32 . The method of claim 1 , further comprising determining a network of targets involved in directing cell differentiation by identifying a plurality of targets involved in directing the stem cells to a target phenotype.
33 . The method of claim 1 , wherein the stem cells comprise induced pluripotent stem cells.
34 . The method of claim 1 , wherein the transcription regulator comprises one or more effector domains that recruit coactivator or corepressor proteins to the dCas protein-linked transcription regulator.
35 . The method of claim 1 , wherein the introducing the dCas proteins and delivering the guide RNAs are done as a single step by providing the stem cell with a ribonucleoprotein (RNP) comprising the dCas protein linked to the transcription regulator and complexed with one of the guide RNAs.
36 . The method of claim 1 , wherein introducing the dCas proteins and delivering the guide RNAs includes providing the each of the stem cells with: an mRNA encoding a fusion protein that includes the dCas protein and the transcription regulator; and at least one of the guide RNAs.

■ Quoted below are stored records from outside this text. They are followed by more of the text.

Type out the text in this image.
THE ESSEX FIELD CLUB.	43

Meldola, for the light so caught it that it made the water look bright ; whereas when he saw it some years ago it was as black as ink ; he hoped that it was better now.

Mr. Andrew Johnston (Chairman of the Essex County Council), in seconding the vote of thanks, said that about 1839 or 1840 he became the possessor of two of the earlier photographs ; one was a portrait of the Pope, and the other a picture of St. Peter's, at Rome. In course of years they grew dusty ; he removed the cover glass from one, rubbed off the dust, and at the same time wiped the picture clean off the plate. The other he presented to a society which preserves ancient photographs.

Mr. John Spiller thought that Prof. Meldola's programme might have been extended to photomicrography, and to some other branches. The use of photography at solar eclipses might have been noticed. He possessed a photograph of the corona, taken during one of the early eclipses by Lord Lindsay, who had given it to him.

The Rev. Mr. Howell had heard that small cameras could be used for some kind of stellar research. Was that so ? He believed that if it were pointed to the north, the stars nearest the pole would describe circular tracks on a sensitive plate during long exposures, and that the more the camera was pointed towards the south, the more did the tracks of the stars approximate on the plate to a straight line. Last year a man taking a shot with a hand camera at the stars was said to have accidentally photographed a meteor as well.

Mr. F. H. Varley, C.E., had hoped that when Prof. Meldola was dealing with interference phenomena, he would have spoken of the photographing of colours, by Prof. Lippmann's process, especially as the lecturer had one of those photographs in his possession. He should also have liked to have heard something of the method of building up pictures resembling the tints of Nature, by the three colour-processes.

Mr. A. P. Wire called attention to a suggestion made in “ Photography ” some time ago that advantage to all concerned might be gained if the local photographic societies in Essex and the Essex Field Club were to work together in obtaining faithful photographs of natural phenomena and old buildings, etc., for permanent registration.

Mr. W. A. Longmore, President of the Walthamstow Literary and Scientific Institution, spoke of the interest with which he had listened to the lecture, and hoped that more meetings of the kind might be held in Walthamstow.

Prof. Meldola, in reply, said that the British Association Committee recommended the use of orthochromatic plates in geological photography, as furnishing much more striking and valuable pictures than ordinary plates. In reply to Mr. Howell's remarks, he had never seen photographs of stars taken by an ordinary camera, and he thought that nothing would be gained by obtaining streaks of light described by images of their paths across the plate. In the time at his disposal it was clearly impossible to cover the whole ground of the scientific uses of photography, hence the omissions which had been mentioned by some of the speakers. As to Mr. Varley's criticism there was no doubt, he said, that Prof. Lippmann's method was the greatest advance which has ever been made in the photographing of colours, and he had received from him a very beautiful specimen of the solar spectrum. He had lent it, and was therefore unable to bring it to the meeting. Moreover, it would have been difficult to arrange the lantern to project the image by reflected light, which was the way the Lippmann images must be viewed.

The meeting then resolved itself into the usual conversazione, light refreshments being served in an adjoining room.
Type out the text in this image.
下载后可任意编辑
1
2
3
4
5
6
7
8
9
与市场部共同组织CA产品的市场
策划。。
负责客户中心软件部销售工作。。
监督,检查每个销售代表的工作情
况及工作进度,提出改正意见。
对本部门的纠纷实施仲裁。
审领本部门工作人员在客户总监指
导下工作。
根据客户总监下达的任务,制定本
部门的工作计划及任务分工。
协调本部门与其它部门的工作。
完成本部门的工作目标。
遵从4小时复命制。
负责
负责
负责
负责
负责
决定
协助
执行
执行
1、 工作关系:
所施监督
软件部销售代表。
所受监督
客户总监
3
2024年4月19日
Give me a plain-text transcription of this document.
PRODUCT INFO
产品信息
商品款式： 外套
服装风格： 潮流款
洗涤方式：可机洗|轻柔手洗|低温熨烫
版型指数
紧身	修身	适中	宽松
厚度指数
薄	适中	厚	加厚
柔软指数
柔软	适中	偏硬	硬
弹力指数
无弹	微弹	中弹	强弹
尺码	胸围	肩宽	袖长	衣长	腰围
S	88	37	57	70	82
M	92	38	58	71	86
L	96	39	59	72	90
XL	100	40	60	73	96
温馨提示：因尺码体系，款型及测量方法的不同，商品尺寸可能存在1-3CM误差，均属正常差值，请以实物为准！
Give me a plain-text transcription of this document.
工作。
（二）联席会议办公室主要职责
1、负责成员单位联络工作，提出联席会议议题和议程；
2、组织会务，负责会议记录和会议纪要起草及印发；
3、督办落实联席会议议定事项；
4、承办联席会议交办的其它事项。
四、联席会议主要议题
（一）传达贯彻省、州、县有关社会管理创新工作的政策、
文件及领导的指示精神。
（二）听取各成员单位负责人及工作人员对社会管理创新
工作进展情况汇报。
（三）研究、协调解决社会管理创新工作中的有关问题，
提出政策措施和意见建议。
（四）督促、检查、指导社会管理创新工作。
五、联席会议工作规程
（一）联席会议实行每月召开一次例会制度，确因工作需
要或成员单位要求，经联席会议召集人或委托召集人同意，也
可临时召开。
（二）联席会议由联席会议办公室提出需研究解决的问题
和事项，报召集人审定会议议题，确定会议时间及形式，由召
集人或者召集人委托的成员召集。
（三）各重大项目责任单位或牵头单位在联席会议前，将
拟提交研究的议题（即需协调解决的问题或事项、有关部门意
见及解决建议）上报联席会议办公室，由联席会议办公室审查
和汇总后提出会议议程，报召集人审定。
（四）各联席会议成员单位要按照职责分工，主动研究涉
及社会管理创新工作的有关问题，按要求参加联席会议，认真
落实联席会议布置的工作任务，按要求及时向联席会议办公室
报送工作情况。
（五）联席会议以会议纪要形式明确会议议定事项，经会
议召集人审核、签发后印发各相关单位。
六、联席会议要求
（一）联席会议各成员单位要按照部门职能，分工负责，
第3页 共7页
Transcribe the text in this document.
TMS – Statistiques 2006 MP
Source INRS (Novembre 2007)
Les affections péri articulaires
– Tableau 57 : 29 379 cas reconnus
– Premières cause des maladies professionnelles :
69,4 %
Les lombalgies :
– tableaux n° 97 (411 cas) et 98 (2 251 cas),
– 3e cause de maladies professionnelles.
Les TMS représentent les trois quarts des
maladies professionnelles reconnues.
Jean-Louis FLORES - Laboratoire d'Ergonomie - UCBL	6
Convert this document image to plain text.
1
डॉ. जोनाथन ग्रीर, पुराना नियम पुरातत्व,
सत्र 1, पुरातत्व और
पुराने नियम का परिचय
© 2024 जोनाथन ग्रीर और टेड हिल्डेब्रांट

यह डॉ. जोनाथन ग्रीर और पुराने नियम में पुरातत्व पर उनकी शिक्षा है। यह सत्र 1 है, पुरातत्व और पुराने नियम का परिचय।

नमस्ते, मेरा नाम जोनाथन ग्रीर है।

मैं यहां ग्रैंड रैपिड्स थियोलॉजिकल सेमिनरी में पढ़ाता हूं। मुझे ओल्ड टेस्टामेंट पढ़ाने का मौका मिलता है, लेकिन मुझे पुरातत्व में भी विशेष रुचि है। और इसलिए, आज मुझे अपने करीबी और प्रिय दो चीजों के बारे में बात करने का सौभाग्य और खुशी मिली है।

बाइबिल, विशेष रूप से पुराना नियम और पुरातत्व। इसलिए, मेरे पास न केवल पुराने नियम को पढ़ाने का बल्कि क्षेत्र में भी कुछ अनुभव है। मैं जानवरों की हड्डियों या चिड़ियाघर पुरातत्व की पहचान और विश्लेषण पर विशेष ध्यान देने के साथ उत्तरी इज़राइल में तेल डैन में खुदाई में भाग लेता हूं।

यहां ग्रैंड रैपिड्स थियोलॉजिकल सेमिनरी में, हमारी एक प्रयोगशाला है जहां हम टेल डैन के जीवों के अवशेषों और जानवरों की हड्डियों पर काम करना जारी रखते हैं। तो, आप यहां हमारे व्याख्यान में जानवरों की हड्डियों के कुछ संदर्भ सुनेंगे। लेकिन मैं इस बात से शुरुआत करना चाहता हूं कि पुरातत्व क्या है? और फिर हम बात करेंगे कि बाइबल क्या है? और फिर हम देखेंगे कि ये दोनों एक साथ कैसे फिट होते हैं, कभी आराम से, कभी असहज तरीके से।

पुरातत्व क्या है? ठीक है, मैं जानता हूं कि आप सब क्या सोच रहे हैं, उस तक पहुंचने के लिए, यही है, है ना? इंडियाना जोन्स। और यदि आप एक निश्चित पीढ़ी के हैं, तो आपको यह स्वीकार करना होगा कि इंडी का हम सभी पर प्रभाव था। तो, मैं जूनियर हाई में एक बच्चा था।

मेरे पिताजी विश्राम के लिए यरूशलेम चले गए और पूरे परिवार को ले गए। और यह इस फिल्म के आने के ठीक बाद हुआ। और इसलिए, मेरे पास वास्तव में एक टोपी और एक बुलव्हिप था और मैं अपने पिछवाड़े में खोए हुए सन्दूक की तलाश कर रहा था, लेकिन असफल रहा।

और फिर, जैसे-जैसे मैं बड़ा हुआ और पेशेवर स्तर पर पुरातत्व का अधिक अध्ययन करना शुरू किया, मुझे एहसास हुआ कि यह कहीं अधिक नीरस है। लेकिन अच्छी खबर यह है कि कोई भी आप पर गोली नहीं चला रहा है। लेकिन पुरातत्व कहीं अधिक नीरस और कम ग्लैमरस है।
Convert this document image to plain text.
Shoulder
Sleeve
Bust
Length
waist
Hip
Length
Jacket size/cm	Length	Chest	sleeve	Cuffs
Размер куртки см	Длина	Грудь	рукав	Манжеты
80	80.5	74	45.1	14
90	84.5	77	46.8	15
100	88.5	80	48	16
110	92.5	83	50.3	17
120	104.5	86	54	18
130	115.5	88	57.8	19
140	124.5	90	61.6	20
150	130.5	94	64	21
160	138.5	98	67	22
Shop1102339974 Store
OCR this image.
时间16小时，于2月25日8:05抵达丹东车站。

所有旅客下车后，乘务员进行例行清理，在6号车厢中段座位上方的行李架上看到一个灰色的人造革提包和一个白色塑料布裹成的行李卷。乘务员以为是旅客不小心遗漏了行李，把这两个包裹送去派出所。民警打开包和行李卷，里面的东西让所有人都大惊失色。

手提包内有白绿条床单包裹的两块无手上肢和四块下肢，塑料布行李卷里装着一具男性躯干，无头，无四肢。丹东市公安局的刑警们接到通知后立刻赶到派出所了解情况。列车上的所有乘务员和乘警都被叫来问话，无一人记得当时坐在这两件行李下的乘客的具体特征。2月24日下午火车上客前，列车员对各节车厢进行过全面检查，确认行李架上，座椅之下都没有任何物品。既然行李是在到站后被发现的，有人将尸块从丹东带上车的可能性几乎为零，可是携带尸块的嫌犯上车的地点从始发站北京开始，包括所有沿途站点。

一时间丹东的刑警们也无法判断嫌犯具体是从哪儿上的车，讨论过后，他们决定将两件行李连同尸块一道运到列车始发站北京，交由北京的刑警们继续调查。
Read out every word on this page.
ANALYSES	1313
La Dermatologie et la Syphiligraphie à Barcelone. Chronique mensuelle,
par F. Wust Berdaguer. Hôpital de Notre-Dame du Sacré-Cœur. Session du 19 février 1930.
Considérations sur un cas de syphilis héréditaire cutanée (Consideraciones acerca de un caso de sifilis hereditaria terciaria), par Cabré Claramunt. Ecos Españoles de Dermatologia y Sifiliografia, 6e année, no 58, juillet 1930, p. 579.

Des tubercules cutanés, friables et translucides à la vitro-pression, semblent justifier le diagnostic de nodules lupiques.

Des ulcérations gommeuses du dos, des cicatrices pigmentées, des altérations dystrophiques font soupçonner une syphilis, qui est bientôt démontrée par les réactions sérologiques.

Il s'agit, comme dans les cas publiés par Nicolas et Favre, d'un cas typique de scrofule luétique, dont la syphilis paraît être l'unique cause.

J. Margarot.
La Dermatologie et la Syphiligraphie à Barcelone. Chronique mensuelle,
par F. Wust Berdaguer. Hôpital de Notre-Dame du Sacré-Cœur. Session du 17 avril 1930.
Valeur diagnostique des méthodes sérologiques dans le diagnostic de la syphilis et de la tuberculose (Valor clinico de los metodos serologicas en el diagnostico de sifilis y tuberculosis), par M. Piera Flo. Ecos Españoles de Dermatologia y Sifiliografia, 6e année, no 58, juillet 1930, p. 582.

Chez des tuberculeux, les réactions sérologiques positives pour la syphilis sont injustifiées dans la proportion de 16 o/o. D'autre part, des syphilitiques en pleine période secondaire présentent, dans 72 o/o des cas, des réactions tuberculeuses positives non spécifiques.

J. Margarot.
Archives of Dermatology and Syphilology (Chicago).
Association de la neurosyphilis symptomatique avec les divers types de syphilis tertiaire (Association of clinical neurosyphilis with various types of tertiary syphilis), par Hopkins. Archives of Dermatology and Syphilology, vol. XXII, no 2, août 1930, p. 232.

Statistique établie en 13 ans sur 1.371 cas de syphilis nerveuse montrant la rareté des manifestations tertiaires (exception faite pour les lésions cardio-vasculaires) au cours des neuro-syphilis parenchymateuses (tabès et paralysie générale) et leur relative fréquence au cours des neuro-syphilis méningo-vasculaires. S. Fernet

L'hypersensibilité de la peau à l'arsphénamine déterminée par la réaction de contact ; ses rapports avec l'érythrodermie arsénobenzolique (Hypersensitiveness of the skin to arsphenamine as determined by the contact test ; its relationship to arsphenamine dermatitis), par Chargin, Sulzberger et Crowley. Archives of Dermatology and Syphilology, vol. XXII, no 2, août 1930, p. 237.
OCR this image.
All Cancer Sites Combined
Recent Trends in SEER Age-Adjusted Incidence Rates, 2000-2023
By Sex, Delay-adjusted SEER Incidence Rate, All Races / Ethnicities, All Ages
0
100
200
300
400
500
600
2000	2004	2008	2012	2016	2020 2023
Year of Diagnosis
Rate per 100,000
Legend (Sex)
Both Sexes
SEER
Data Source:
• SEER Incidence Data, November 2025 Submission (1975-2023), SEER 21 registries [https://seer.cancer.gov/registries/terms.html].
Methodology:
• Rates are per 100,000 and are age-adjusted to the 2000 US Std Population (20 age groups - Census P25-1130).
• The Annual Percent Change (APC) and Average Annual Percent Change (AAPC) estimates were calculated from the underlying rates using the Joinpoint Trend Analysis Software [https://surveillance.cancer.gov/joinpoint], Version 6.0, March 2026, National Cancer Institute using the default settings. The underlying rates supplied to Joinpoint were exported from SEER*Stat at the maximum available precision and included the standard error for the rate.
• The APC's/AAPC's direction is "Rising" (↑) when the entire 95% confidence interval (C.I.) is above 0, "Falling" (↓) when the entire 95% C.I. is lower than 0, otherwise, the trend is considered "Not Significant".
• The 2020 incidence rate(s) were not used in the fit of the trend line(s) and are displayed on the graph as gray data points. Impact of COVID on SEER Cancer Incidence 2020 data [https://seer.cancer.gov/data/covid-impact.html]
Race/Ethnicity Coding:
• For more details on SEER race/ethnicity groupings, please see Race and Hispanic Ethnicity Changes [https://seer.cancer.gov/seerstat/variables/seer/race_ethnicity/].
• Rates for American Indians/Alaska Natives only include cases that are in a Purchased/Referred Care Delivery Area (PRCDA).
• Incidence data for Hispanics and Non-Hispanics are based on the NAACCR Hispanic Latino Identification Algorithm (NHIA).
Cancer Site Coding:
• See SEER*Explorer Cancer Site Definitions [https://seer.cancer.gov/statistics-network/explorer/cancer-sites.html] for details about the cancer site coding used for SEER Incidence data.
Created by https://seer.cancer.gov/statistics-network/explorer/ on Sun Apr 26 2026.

37 . The method of claim 1 , wherein introducing the dCas proteins includes delivering a vector comprising a gene for a fusion protein that includes the dCas protein and the transcription regulator.
38 . The method of claim 37 , wherein the transcription regulator comprises a domain that recruits coactivator or corepressor proteins to the fusion protein.
39 . A method for identifying targets involved in cell differentiation, the method comprising:
introducing into each of a plurality of stem cells a complex comprising a dCas protein linked to an effector domain and complexed with a guide RNA; and identifying a genomic loci targeted by a guide RNA introduced to one of the stem cells that differentiated into a desired cell type, thereby identifying transcription regulation targets for directing cell differentiation to the desired cell type.
40 . The method of claim 39 , wherein introducing the complexes includes:
delivering to each of the stem cells a vector that encodes a fusion protein comprising the dCas protein linked to the effector domain and a guide RNA.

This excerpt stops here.